DuendeSoftware/Support

ProfileService.IsUserActiveAsync() defaults

Closed this issue · 1 comments

Which version of Duende IdentityServer are you using? 7.x

Which version of .NET are you using? 8.x

Describe the bug

This is not a bug, but an obscured default. The implementation of ProfileService<T>.IsUserActiveAsync(T user) means that there is no user state check by default, it always returns true. The ASP.NET Identity IdentityUser model doesn't include any state fields, so this seems reasonable.
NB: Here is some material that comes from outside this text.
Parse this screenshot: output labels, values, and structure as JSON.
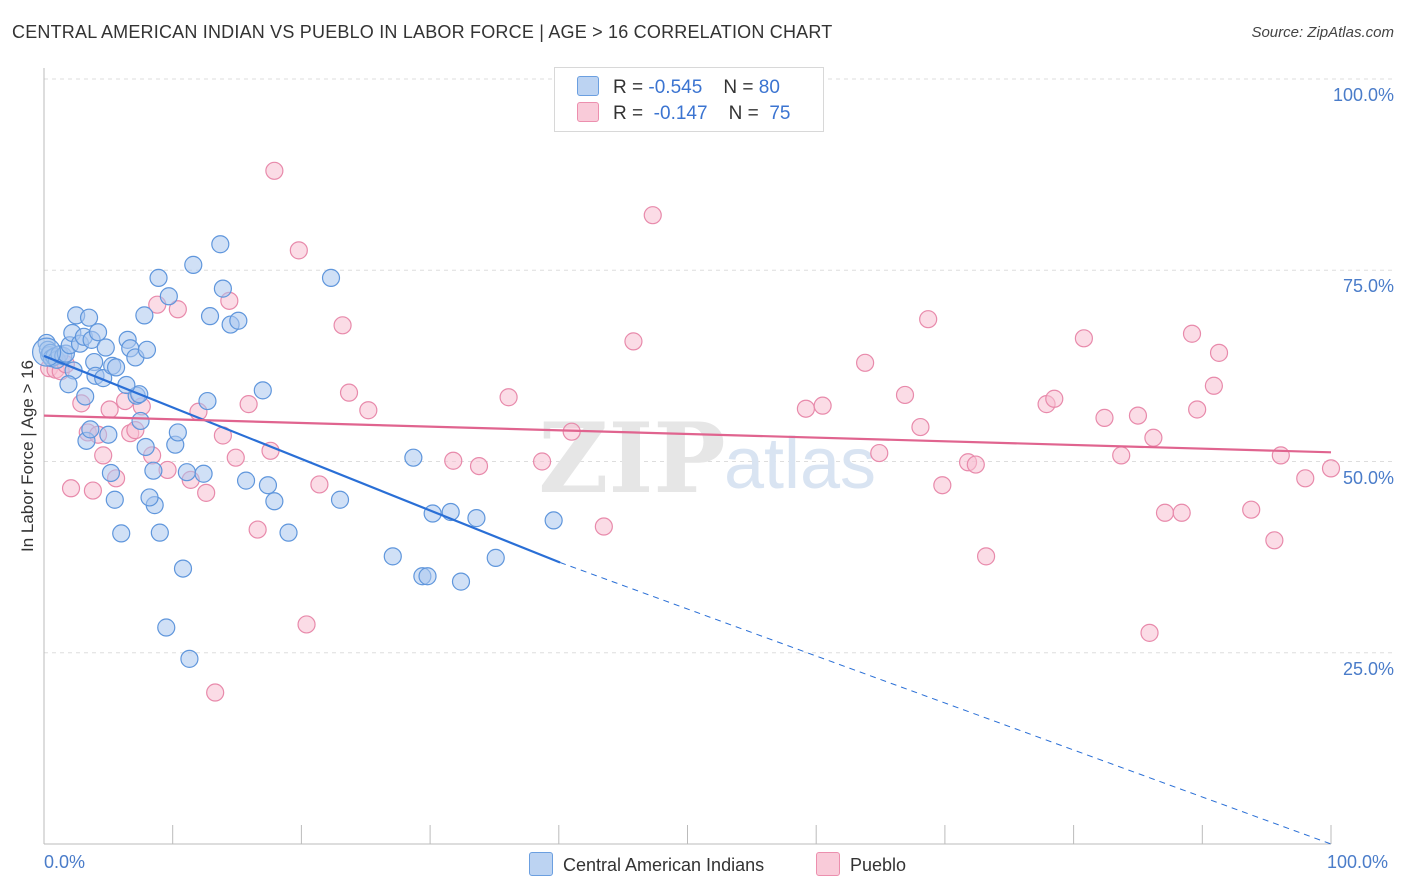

I expect most IdentityServer with ASP.NET Identity implementations extend the default model to add user state so they can be disabled if necessary. It's then not obvious that IsUserActiveAsync(T user) needs to be overridden to perform the state check, which is used by several key processes.

To Reproduce

  1. Use ASP.NET Identity with IdentityServer to authenticate to a web app
  2. Have the web app obtain an access token and refresh token
  3. Set the user to disabled (ASP.NET Identity extension)
  4. Trigger a flow to obtain a new access token using the refresh token
  5. A new access token will be issued

Expected behavior

At step 5, the user should be prevented from obtaining a new access token. This is the case, and IdentityServer works correctly if IsUserActiveAsync(T user) is overridden with the proper logic.

Additional context

I have suggestions to help people avoid this mistake.

I propose a change is made to ProfileService<T> to force implementations that extend the IdentityUser model to also specify when the user is active. This would prompt implementers to make a conscious decision based on their setup.

I also suggest expanding the ASP.NET Identity Integration docs page to call out the need to override IsUserActiveAsync(T user) when using a custom IdentityUser model.

Many thanks!

Thanks for your feedback. I would personally have preferred if Asp.Net had a built in enabled/disabled flag of users. But now they don't and our out-of-the-box experience for working with Asp.Net Identity should be working-out-of-the-box with the features that are in Asp.Net Identity out-of-the-box. So while I appreciate that forcing an override would make it more obvious, it would also make it harder to get started.

Having said that, I think it would make a lot of sense to point out in the docs that our Asp.Net Identity integration simply implements IsUserActiveAsync as return true.